Um dia, Anansi estava andando e viu um buraco no chão. Isso faz com que tenha uma idéia. Coloca madeira no fundo do buraco, faz uma fogueira, põe uma panela no buraco e, dentro dela, coloca raízes e ervas. Então começa a correr em volta da panela. Corre, dança e grita:
— Eu me sinto bem! Eu me sinto tãããão bem! Todas as minhas dores sumiram. Eu nunca me senti tão bem em toda a minha vida!

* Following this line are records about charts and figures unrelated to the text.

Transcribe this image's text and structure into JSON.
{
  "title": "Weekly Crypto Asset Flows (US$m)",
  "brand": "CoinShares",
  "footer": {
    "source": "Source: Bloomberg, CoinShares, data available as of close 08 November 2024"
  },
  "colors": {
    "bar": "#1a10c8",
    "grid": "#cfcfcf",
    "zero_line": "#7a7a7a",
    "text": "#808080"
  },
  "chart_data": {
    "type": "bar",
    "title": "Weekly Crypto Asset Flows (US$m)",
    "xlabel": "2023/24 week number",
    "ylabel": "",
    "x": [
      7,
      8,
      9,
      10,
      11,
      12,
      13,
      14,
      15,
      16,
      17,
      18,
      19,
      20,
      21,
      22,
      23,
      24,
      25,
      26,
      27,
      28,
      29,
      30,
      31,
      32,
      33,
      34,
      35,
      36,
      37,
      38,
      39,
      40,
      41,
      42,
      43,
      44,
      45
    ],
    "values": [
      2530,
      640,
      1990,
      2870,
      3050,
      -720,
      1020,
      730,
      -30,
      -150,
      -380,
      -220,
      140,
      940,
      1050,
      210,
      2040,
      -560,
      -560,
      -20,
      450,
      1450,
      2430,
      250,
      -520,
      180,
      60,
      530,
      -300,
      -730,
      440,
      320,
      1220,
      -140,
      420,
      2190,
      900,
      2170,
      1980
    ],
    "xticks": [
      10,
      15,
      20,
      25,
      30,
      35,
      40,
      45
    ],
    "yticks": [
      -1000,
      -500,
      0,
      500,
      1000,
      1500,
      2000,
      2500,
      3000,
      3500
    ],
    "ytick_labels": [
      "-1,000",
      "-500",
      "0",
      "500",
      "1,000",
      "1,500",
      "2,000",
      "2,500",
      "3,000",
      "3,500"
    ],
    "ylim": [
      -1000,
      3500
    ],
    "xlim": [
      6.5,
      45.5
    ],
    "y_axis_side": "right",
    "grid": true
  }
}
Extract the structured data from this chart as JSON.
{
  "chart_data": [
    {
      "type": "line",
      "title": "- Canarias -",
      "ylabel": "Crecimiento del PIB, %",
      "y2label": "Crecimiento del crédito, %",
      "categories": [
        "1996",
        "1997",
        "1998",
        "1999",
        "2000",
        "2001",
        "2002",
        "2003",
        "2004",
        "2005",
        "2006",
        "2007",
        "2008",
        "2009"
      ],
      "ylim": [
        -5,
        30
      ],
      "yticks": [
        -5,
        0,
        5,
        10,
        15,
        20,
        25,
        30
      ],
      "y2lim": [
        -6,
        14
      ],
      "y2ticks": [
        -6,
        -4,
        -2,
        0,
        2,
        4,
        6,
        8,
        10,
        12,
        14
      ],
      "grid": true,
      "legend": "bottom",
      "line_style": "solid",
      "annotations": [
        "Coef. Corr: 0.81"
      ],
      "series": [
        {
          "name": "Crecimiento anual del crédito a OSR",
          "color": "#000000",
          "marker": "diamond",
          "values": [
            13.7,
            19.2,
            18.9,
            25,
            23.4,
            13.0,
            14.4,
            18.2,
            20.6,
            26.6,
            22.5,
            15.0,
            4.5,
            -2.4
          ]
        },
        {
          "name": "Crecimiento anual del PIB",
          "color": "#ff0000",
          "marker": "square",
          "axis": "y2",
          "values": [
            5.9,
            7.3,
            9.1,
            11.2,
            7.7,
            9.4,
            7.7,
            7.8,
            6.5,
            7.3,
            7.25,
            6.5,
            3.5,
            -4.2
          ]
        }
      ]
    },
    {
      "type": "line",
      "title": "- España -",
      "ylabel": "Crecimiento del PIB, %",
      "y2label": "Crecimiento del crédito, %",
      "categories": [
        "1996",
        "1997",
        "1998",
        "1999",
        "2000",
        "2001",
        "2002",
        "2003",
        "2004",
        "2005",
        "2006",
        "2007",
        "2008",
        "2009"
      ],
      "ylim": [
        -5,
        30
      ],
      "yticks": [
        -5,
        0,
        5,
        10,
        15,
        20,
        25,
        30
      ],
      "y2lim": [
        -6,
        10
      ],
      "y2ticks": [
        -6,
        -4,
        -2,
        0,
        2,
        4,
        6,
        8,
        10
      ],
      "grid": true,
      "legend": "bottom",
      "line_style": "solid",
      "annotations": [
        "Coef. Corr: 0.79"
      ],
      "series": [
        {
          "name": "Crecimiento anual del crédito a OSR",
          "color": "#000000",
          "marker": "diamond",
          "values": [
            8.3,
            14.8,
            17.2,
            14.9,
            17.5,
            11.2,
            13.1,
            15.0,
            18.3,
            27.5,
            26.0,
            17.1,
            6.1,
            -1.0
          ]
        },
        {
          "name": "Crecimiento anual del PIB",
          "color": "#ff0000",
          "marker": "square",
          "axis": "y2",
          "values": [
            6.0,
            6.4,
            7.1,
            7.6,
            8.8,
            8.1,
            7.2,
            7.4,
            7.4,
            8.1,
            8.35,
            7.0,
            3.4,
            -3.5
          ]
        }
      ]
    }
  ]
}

O Pássaro ouve aquela confusão. Desce dos céus para ver o que era aquilo. E pergunta:
— Por que você está cantando? Por que está agindo feito um louco, Anansi?
Anansi cantarola:
— Eu tinha uma dor no pescoço, mas ela sumiu. Minha barriga doía, agora não dói mais. Minhas juntas faziam barulho, mas agora estou maleável como uma palmeira, macio como a Cobra quando troca de pele. Eu me sinto feliz, cheio de energia, e agora serei perfeito, porque sei o segredo que ninguém mais sabe.
— Que segredo?
— O meu segredo. Todos vão me dar suas coisas mais preciosas e mais queridas só para saber o meu segredo. Uhu! Oba! Eu estou tão feliz!
O Pássaro vem um pouco mais pra perto e inclina a cabeça para o lado. E pergunta:
— Eu posso saber o seu segredo?
Anansi olha desconfiado para o Pássaro. Então fica escondendo a panela borbulhante sobre o buraco.
— Acho que não — responde Anansi. — Talvez não tenha suficiente. Melhor esquecer.
E o Pássaro responde:
— Olha, Anansi, eu sei que nem sempre nós fomos amigos. Mas eu digo uma coisa. Se você me contar o seusegredo, prometo que nunca mais nenhum pássaro vai comer aranhas. Vamos ser amigos até o fim dos tempos.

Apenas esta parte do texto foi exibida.